I first looked at the Mobeus from MV back in November 2004 - it was in fact the launch product from the company and it proved to be an impressive little machine at an attractive price. Things have moved on a little since then, so I figured it was worth revisiting the Mobeus and seeing what you're getting for your money in today's climate.
The market for thin and light notebooks seems to be growing all the time, and every time I look a new machine appears that redefines the genre. Only last week I looked at the Sony VAIO VGN-T2XP, which completely won me over, but there are a lot of mobile users out there who want something light and portable, but don't have over £1,500 to spend. This is where the Mobeus comes in - it may not instil the same kudos when you take it out of your bag, but it is small, light, well featured and won't break the bank.
Let's get a few things straight first. the Mobeus doesn't really fall into the ultra-portable category, with a weight of 2.1kg and dimensions of 290 x 230 x 38mm (WxDxH), but it's certainly small and light enough to be carried around with you all day without you getting back ache. And to be fair, the super svelte Sony T2XP isn't really what the Mobeus is competing against, it's more akin to the Sony S range, like the VAIO S1VP I reviewed last year, which weighed in at 1.89kg.
Finished in matt silver and black, the Mobeus is reasonably pleasing to the eye, but it doesn't have the WOW factor that, say, a Sony or Apple notebook might have. The lid is secured with a single, central catch and once lifted, a rather staid interior is revealed. Inside everything is black, with the exception of the power button, the "P" button (more on this later) and the two touchpad buttons. things aren't helped by the fact that the default MV wallpaper is also black, but once you change it to something a little less sombre, the Mobeus brightens up a bit.

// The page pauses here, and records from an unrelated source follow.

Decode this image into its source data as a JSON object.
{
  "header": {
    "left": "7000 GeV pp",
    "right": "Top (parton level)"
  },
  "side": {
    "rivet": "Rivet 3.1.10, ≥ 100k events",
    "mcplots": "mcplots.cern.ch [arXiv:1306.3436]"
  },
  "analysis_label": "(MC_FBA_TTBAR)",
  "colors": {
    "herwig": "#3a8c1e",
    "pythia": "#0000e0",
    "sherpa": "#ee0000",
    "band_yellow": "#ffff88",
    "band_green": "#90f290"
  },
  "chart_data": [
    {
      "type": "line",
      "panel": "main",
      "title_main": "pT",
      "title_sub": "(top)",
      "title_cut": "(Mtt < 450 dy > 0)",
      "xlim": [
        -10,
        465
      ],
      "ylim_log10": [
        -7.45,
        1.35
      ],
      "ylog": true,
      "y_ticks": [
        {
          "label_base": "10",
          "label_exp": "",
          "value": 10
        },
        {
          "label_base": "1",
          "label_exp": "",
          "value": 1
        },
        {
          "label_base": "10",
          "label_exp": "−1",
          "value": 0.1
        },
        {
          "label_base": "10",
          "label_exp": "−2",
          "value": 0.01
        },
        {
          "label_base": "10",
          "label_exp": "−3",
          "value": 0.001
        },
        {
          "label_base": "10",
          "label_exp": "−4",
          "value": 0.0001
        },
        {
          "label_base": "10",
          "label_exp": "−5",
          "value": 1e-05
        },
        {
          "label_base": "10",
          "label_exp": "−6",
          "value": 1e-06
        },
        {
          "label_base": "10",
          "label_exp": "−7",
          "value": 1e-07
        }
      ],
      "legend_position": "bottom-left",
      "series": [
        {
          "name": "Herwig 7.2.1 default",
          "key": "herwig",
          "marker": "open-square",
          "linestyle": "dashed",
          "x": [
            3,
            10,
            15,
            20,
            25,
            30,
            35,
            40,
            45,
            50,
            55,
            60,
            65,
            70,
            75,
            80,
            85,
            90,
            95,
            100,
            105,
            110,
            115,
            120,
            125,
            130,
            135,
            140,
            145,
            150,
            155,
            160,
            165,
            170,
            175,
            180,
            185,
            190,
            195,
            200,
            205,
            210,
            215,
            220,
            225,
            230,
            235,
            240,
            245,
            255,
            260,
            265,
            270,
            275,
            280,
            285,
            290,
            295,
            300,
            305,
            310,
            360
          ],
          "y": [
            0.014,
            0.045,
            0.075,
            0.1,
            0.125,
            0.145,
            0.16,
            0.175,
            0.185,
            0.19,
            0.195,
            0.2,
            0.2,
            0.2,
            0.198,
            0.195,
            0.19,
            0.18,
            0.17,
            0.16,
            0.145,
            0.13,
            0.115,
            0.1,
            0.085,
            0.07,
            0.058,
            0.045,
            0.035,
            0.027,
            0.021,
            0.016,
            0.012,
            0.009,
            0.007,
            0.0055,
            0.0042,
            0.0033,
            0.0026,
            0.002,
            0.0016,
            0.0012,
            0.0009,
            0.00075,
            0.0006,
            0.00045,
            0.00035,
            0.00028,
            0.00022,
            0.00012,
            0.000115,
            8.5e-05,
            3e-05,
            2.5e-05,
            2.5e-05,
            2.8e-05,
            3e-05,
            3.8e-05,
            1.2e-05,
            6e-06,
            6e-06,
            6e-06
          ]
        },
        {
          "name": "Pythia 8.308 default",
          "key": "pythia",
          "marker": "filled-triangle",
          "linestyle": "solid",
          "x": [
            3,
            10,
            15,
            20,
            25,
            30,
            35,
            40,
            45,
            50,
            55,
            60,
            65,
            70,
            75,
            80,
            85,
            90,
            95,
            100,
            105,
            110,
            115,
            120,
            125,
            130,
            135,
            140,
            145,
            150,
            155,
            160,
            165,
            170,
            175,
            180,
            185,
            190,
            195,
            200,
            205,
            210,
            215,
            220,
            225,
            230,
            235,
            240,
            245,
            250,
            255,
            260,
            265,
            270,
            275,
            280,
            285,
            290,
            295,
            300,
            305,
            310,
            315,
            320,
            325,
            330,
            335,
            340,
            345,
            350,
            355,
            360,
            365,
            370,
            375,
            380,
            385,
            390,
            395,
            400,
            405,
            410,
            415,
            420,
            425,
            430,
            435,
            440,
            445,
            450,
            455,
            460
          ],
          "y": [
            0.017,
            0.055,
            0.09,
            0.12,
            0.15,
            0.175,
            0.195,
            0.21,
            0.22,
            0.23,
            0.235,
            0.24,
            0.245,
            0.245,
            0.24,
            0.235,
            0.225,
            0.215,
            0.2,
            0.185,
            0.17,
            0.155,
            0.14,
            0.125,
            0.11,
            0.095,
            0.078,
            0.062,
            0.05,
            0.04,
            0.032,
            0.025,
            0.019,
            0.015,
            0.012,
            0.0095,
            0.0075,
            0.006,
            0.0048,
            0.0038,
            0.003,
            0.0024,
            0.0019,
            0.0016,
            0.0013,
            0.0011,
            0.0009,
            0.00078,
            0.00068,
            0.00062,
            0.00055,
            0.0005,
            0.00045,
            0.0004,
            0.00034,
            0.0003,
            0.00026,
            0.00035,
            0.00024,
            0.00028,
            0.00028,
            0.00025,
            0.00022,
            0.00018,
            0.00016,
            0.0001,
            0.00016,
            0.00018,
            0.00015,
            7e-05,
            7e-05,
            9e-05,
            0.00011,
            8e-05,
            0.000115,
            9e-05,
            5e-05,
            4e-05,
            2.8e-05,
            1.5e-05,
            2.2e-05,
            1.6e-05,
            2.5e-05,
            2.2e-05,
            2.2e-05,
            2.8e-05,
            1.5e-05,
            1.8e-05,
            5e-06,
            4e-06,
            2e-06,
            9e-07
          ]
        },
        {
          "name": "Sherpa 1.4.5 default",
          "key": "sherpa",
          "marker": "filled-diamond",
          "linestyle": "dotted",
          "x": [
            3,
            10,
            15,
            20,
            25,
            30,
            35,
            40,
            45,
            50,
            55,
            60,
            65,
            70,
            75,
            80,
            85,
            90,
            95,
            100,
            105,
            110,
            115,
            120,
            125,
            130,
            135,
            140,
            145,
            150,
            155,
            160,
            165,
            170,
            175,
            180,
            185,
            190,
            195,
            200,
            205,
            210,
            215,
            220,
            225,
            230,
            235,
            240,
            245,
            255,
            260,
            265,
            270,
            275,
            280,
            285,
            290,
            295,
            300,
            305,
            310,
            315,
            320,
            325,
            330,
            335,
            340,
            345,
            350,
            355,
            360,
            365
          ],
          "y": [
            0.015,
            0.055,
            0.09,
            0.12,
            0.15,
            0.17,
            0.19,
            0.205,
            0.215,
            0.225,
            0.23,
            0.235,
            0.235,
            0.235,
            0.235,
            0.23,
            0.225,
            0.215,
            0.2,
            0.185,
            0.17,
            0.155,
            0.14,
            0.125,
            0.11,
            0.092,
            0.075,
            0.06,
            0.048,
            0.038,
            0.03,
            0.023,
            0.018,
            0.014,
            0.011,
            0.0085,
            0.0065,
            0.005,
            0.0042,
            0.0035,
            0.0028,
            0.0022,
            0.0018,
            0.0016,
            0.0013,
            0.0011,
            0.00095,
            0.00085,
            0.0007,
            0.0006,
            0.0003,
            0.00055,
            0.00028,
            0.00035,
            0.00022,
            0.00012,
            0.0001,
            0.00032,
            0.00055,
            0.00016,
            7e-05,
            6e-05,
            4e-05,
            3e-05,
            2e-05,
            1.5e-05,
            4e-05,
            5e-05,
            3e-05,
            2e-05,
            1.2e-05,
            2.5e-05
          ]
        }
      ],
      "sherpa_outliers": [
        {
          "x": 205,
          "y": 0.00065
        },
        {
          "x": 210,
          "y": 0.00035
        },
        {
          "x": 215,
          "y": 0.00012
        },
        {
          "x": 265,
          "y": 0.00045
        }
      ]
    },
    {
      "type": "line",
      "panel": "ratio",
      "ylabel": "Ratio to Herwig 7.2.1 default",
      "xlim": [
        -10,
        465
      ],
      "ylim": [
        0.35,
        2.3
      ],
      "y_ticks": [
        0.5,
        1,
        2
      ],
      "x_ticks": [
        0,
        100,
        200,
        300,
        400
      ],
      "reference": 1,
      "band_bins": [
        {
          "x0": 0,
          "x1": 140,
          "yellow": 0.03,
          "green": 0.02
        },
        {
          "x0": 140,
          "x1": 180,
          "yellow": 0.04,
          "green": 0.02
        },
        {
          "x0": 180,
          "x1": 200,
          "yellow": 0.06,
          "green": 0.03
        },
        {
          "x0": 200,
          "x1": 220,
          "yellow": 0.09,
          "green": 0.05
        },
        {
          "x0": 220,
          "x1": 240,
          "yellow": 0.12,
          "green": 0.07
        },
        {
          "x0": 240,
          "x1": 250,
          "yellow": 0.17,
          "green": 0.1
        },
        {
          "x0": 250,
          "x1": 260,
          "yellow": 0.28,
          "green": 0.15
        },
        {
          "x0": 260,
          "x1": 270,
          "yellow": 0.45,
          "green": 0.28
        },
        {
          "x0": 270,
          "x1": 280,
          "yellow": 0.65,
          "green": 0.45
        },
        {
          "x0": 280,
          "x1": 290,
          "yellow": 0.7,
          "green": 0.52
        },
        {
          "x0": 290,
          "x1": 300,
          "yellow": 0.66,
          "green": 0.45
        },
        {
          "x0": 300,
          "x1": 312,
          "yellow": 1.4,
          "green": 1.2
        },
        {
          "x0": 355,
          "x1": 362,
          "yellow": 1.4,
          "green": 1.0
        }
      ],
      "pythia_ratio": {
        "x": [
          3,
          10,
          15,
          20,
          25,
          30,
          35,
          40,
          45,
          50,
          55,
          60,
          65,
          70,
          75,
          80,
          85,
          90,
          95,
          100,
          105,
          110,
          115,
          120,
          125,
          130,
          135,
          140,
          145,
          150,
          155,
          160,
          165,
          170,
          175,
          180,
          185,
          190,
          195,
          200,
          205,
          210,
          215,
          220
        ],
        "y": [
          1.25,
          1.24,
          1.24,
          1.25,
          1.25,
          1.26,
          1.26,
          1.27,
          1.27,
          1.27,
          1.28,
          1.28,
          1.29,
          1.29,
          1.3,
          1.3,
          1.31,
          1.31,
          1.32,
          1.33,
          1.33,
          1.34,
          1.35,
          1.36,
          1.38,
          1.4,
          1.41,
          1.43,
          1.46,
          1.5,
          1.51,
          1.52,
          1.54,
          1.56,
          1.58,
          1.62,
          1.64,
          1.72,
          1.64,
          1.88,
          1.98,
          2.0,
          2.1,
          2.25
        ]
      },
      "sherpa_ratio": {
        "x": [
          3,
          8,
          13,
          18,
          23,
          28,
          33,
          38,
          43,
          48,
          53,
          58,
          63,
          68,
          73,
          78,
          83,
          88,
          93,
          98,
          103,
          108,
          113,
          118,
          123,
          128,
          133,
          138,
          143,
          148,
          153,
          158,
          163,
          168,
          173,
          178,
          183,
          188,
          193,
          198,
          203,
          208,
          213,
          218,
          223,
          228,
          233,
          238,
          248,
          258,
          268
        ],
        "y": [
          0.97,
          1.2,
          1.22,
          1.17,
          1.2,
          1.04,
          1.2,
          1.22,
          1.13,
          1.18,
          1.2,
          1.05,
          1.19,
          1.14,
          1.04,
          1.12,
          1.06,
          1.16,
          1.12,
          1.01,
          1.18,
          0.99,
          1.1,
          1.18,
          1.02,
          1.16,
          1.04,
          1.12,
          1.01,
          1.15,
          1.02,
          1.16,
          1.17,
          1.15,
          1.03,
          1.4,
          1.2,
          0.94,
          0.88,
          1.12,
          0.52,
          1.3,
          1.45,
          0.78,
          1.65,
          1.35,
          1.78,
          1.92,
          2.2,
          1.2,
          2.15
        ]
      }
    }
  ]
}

The screen is a 12.1in widescreen affair, with a native resolution of 1,280 x 800. This is a pretty decent amount of desktop real estate considering the size of the machine, and I found that I could work quite happily on the Mobeus running multiple applications without any trouble. In fact, most 4:3 aspect ratio thin and light notebooks sport a 1,024 x 768 native resolution, so you are getting considerably more desktop area with a widescreen solution like this. The screen also has a Crystal Bright coating, which is just like the X-Black finish offered by Sony or the X-Glass coating offered by Rock. This high contrast coating makes colours look superbly life like and vivid, which really shows through when watching movies, and with a widescreen display the Mobeus makes a nice little mobile movie player.